Although potential home buyers are concerned about the normalisation of interest rates, one observer believes that the market has already factored this in.

“The only kind of risk is maybe interest rates increasing in the coming year. However the market would have already factored that in, because loan approvals are based on a 3.5 percent interest rate calculation, whereas current housing rates are at two percent, or if even there was any increase, it would possibly be quite less than 2.5 percent in total,” said ERA Realty Key Executive Officer Eugene Lim.

“So you’d still be paying less than what your approval was based on. There’s still quite some buffer. There is no danger of people being priced out of the market because of interest rate increase.”

Looking ahead, another consultant expects 2016 to pick up where the market has left off this year, with transaction volumes continuing to improve as “50-50” buyers could come back into the market.

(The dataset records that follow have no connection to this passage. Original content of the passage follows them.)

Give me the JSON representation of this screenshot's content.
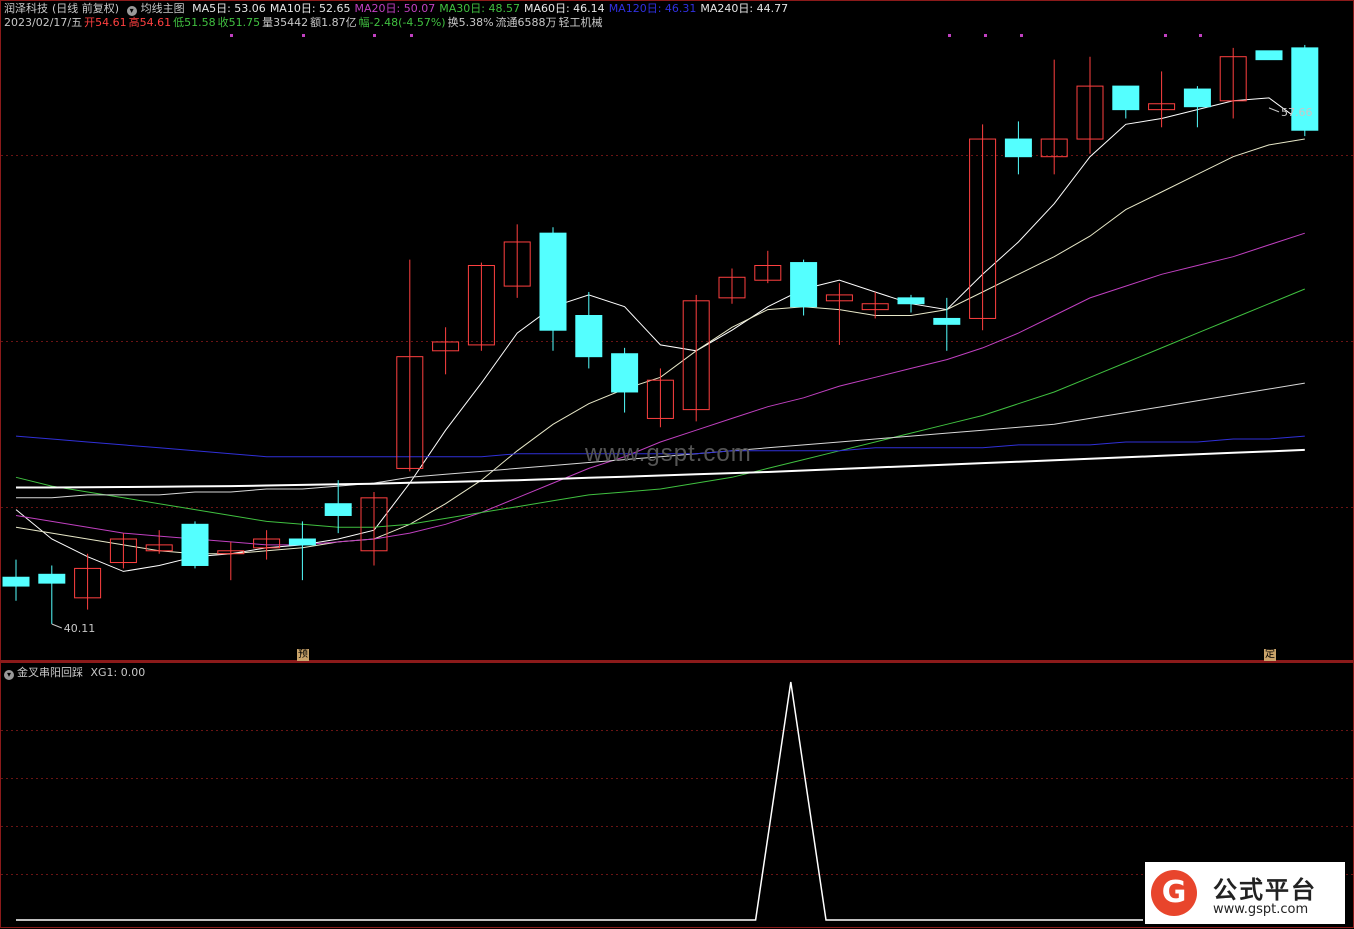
{
  "header": {
    "stock_name": "润泽科技",
    "period": "(日线 前复权)",
    "formula_label": "均线主图",
    "ma": [
      {
        "label": "MA5日: 53.06",
        "color": "#e6e6e6"
      },
      {
        "label": "MA10日: 52.65",
        "color": "#e6e6e6"
      },
      {
        "label": "MA20日: 50.07",
        "color": "#c040c0"
      },
      {
        "label": "MA30日: 48.57",
        "color": "#40c040"
      },
      {
        "label": "MA60日: 46.14",
        "color": "#e6e6e6"
      },
      {
        "label": "MA120日: 46.31",
        "color": "#3030e0"
      },
      {
        "label": "MA240日: 44.77",
        "color": "#e6e6e6"
      }
    ],
    "quote": [
      {
        "text": "2023/02/17/五",
        "color": "#c8c8c8"
      },
      {
        "text": "开54.61",
        "color": "#ff4040"
      },
      {
        "text": "高54.61",
        "color": "#ff4040"
      },
      {
        "text": "低51.58",
        "color": "#40c040"
      },
      {
        "text": "收51.75",
        "color": "#40c040"
      },
      {
        "text": "量35442",
        "color": "#c8c8c8"
      },
      {
        "text": "额1.87亿",
        "color": "#c8c8c8"
      },
      {
        "text": "幅-2.48(-4.57%)",
        "color": "#40c040"
      },
      {
        "text": "换5.38%",
        "color": "#c8c8c8"
      },
      {
        "text": "流通6588万",
        "color": "#c8c8c8"
      },
      {
        "text": "轻工机械",
        "color": "#c8c8c8"
      }
    ]
  },
  "sub_header": {
    "name": "金叉串阳回踩",
    "value": "XG1: 0.00"
  },
  "markers": {
    "pre": "预",
    "fixed": "定"
  },
  "watermark": "www.gspt.com",
  "logo": {
    "mark": "G",
    "title": "公式平台",
    "url": "www.gspt.com"
  },
  "chart_data": [
    {
      "type": "candlestick",
      "title": "均线主图",
      "ylim": [
        40.11,
        57.66
      ],
      "annotations": [
        {
          "text": "57.66",
          "value": 57.66,
          "index": 35
        },
        {
          "text": "40.11",
          "value": 40.11,
          "index": 1
        }
      ],
      "up_color": "#ff4040",
      "down_color": "#54ffff",
      "candles": [
        {
          "o": 41.7,
          "h": 42.3,
          "l": 40.9,
          "c": 41.4
        },
        {
          "o": 41.8,
          "h": 42.1,
          "l": 40.11,
          "c": 41.5
        },
        {
          "o": 41.0,
          "h": 42.5,
          "l": 40.6,
          "c": 42.0
        },
        {
          "o": 42.2,
          "h": 43.2,
          "l": 42.0,
          "c": 43.0
        },
        {
          "o": 42.6,
          "h": 43.3,
          "l": 42.5,
          "c": 42.8
        },
        {
          "o": 43.5,
          "h": 43.6,
          "l": 42.0,
          "c": 42.1
        },
        {
          "o": 42.5,
          "h": 42.9,
          "l": 41.6,
          "c": 42.6
        },
        {
          "o": 42.7,
          "h": 43.3,
          "l": 42.3,
          "c": 43.0
        },
        {
          "o": 43.0,
          "h": 43.6,
          "l": 41.6,
          "c": 42.8
        },
        {
          "o": 44.2,
          "h": 45.0,
          "l": 43.2,
          "c": 43.8
        },
        {
          "o": 42.6,
          "h": 44.6,
          "l": 42.1,
          "c": 44.4
        },
        {
          "o": 45.4,
          "h": 52.5,
          "l": 45.3,
          "c": 49.2
        },
        {
          "o": 49.4,
          "h": 50.2,
          "l": 48.6,
          "c": 49.7
        },
        {
          "o": 49.6,
          "h": 52.4,
          "l": 49.4,
          "c": 52.3
        },
        {
          "o": 51.6,
          "h": 53.7,
          "l": 51.2,
          "c": 53.1
        },
        {
          "o": 53.4,
          "h": 53.6,
          "l": 49.4,
          "c": 50.1
        },
        {
          "o": 50.6,
          "h": 51.4,
          "l": 48.8,
          "c": 49.2
        },
        {
          "o": 49.3,
          "h": 49.5,
          "l": 47.3,
          "c": 48.0
        },
        {
          "o": 47.1,
          "h": 48.8,
          "l": 46.8,
          "c": 48.4
        },
        {
          "o": 47.4,
          "h": 51.3,
          "l": 47.0,
          "c": 51.1
        },
        {
          "o": 51.2,
          "h": 52.2,
          "l": 51.0,
          "c": 51.9
        },
        {
          "o": 51.8,
          "h": 52.8,
          "l": 51.7,
          "c": 52.3
        },
        {
          "o": 52.4,
          "h": 52.5,
          "l": 50.6,
          "c": 50.9
        },
        {
          "o": 51.1,
          "h": 51.7,
          "l": 49.6,
          "c": 51.3
        },
        {
          "o": 50.8,
          "h": 51.4,
          "l": 50.5,
          "c": 51.0
        },
        {
          "o": 51.2,
          "h": 51.3,
          "l": 50.7,
          "c": 51.0
        },
        {
          "o": 50.5,
          "h": 51.2,
          "l": 49.4,
          "c": 50.3
        },
        {
          "o": 50.5,
          "h": 57.1,
          "l": 50.1,
          "c": 56.6
        },
        {
          "o": 56.6,
          "h": 57.2,
          "l": 55.4,
          "c": 56.0
        },
        {
          "o": 56.0,
          "h": 59.3,
          "l": 55.4,
          "c": 56.6
        },
        {
          "o": 56.6,
          "h": 59.4,
          "l": 56.1,
          "c": 58.4
        },
        {
          "o": 58.4,
          "h": 58.4,
          "l": 57.3,
          "c": 57.6
        },
        {
          "o": 57.6,
          "h": 58.9,
          "l": 57.0,
          "c": 57.8
        },
        {
          "o": 58.3,
          "h": 58.4,
          "l": 57.0,
          "c": 57.7
        },
        {
          "o": 57.9,
          "h": 59.7,
          "l": 57.3,
          "c": 59.4
        },
        {
          "o": 59.6,
          "h": 57.66,
          "l": 59.5,
          "c": 59.3
        },
        {
          "o": 59.7,
          "h": 59.8,
          "l": 56.7,
          "c": 56.9
        }
      ],
      "series": [
        {
          "name": "MA5",
          "color": "#ffffff",
          "values": [
            44.0,
            43.0,
            42.4,
            41.9,
            42.1,
            42.4,
            42.5,
            42.7,
            42.8,
            43.0,
            43.3,
            44.9,
            46.7,
            48.3,
            50.0,
            50.9,
            51.3,
            50.9,
            49.6,
            49.4,
            50.1,
            50.9,
            51.5,
            51.8,
            51.4,
            51.0,
            50.8,
            52.0,
            53.1,
            54.4,
            56.0,
            57.1,
            57.3,
            57.6,
            57.9,
            58.0,
            57.1
          ]
        },
        {
          "name": "MA10",
          "color": "#e8e8c8",
          "values": [
            43.4,
            43.2,
            43.0,
            42.8,
            42.6,
            42.5,
            42.5,
            42.6,
            42.7,
            42.9,
            43.0,
            43.5,
            44.2,
            45.0,
            46.0,
            46.9,
            47.6,
            48.1,
            48.5,
            49.4,
            50.2,
            50.8,
            50.9,
            50.8,
            50.6,
            50.6,
            50.8,
            51.4,
            52.0,
            52.6,
            53.3,
            54.2,
            54.8,
            55.4,
            56.0,
            56.4,
            56.6
          ]
        },
        {
          "name": "MA20",
          "color": "#c040c0",
          "values": [
            43.8,
            43.6,
            43.4,
            43.2,
            43.1,
            43.0,
            42.9,
            42.8,
            42.8,
            42.9,
            43.0,
            43.2,
            43.5,
            43.9,
            44.4,
            44.9,
            45.4,
            45.8,
            46.3,
            46.7,
            47.1,
            47.5,
            47.8,
            48.2,
            48.5,
            48.8,
            49.1,
            49.5,
            50.0,
            50.6,
            51.2,
            51.6,
            52.0,
            52.3,
            52.6,
            53.0,
            53.4
          ]
        },
        {
          "name": "MA30",
          "color": "#40c040",
          "values": [
            45.1,
            44.8,
            44.6,
            44.4,
            44.2,
            44.0,
            43.8,
            43.6,
            43.5,
            43.4,
            43.4,
            43.5,
            43.7,
            43.9,
            44.1,
            44.3,
            44.5,
            44.6,
            44.7,
            44.9,
            45.1,
            45.4,
            45.7,
            46.0,
            46.3,
            46.6,
            46.9,
            47.2,
            47.6,
            48.0,
            48.5,
            49.0,
            49.5,
            50.0,
            50.5,
            51.0,
            51.5
          ]
        },
        {
          "name": "MA60",
          "color": "#d8d8d8",
          "values": [
            44.4,
            44.4,
            44.5,
            44.5,
            44.5,
            44.6,
            44.6,
            44.7,
            44.7,
            44.8,
            44.9,
            45.1,
            45.2,
            45.3,
            45.4,
            45.5,
            45.6,
            45.7,
            45.8,
            45.9,
            46.0,
            46.1,
            46.2,
            46.3,
            46.4,
            46.5,
            46.6,
            46.7,
            46.8,
            46.9,
            47.1,
            47.3,
            47.5,
            47.7,
            47.9,
            48.1,
            48.3
          ]
        },
        {
          "name": "MA120",
          "color": "#3030d8",
          "values": [
            46.5,
            46.4,
            46.3,
            46.2,
            46.1,
            46.0,
            45.9,
            45.8,
            45.8,
            45.8,
            45.8,
            45.8,
            45.8,
            45.8,
            45.9,
            45.9,
            45.9,
            45.9,
            45.9,
            45.9,
            46.0,
            46.0,
            46.0,
            46.0,
            46.1,
            46.1,
            46.1,
            46.1,
            46.2,
            46.2,
            46.2,
            46.3,
            46.3,
            46.3,
            46.4,
            46.4,
            46.5
          ]
        },
        {
          "name": "MA240",
          "color": "#ffffff",
          "values": [
            44.75,
            44.75,
            44.76,
            44.77,
            44.78,
            44.79,
            44.8,
            44.82,
            44.84,
            44.86,
            44.88,
            44.91,
            44.94,
            44.97,
            45.0,
            45.04,
            45.08,
            45.12,
            45.16,
            45.2,
            45.24,
            45.28,
            45.33,
            45.38,
            45.43,
            45.48,
            45.53,
            45.58,
            45.63,
            45.68,
            45.73,
            45.78,
            45.83,
            45.88,
            45.93,
            45.98,
            46.03
          ]
        }
      ]
    },
    {
      "type": "line",
      "title": "金叉串阳回踩",
      "series": [
        {
          "name": "XG1",
          "values": [
            0,
            0,
            0,
            0,
            0,
            0,
            0,
            0,
            0,
            0,
            0,
            0,
            0,
            0,
            0,
            0,
            0,
            0,
            0,
            0,
            0,
            0,
            1,
            0,
            0,
            0,
            0,
            0,
            0,
            0,
            0,
            0,
            0
          ]
        }
      ]
    }
  ]
}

“In 2016, we’ll see buyers starting to come back into the market because in the new sale market, prices will remain pretty firm. And it has been remaining pretty firm for areas like the RCR (Rest of Central Region) and OCR (Outside Central Region), the mid-tier and mass market for new sales, because land costs have not really fallen that much. In fact it’s gone up for some recent tenders,” said Alan Cheong, Research Head at Savills.

“It’s only in the resale market that transaction volumes may start to pick up (as) the number of buyers who’ve been sitting on the sidelines start to see value emerge in the resale market.”